L’élection présidentielle se déroule dans un Chili en plein doute, deux ans après la descente dans la rue de dizaines de milliers de manifestants pour réclamer une société plus juste dans ce pays riche en cuivre, mais parmi les plus inégalitaires du monde, selon l’Organisation de coopération et de développement économiques (OCDE). Une nouvelle Constitution, revendication forte des manifestants en 2019, est également en cours de rédaction. L’élection en mai 2021 de l’Assemblée chargée de rédiger le texte avait déjà mis en évidence le recul des partis politiques traditionnels au profit d’indépendants, reflétant une profonde crise de confiance institutionnelle.

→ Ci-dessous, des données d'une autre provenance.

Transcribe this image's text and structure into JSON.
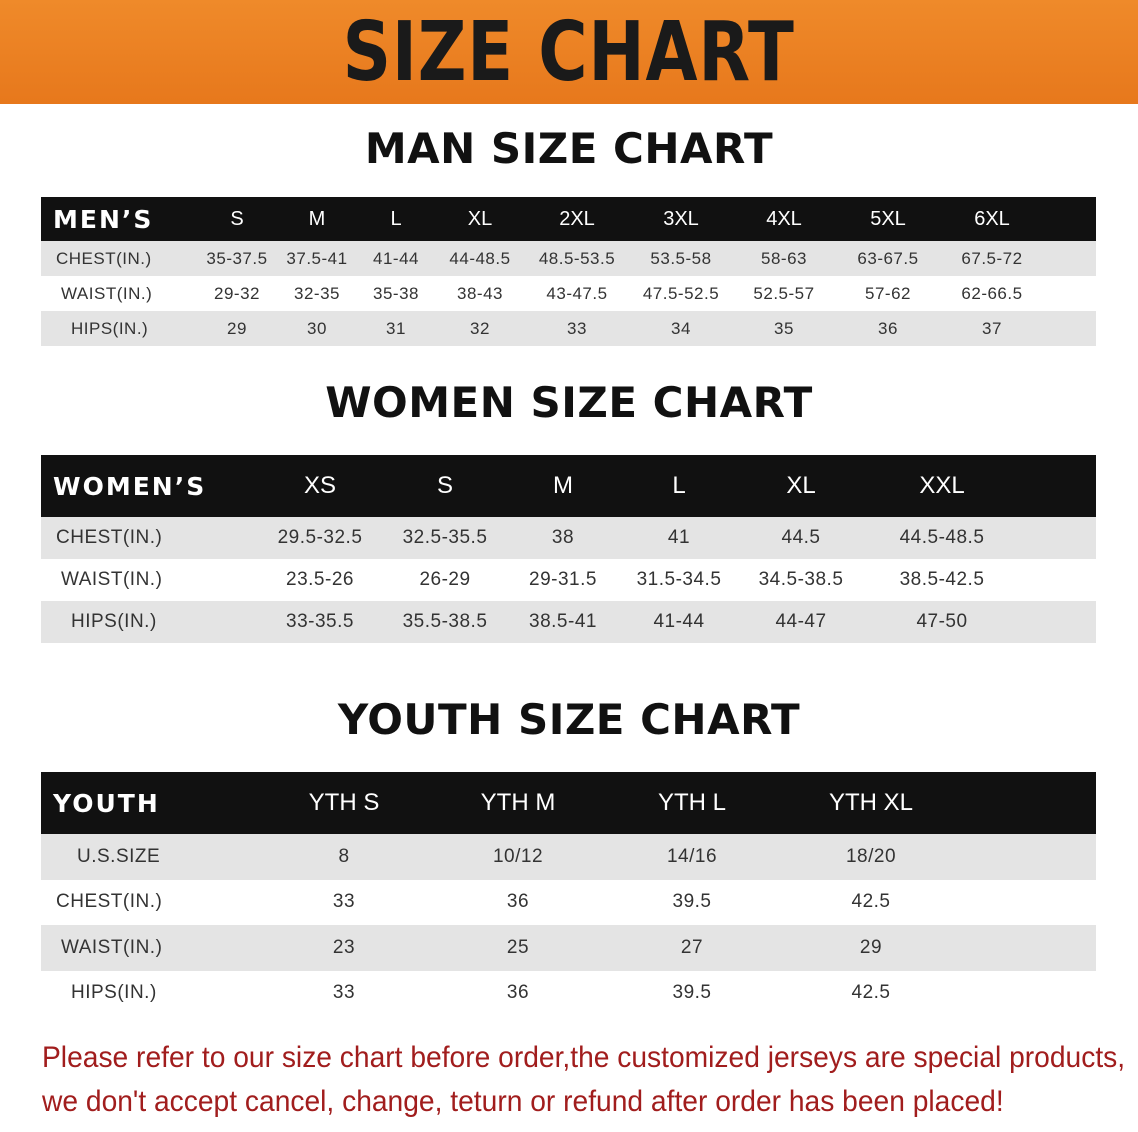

Si G. Boric compte de nombreux soutiens au sein de la jeunesse chilienne, ces derniers mois ont vu une montée inédite de la droite radicale dans les sondages, nourrie par la persistance des violences des protestataires les plus radicaux, et les préoccupations croissantes des électeurs pour l’immigration illégale et la criminalité. D’autant que la pandémie Covid-19 a fait monter le chômage, creusé la dette et que l’inflation avoisine désormais 6%, une nouveauté dans ce pays, après des décennies de stabilité politique et économique. Dans ce contexte, G. Boric aspire à faire de son pays un «Etat-providence». L’ancien leader étudiant veut augmenter les salaires et revenir sur la privatisation des services publics qui avait caractérisé la dictature du général Pinochet (1973-1990).
Ses détracteurs lui reprochent son inexpérience et sa proximité avec les communistes, membres de la coalition. Ils lui ont aussi longtemps fait grief de sa proximité avec les gouvernements cubain et vénézuélien, mais il a pris soin de se démarquer de ces deux épouvantails latino-américains.
Aux antipodes du programme de gauche, J.A. Kast propose de réduire les dépenses publiques et de donner un maximum de liberté aux marchés financiers. «Une société qui privilégie l’égalité sur la liberté n’aura aucun des deux», a-t-il estimé lors d’une conférence de presse avec des correspondants étrangers, citant son modèle, l’économiste américain monétariste Milton Friedman.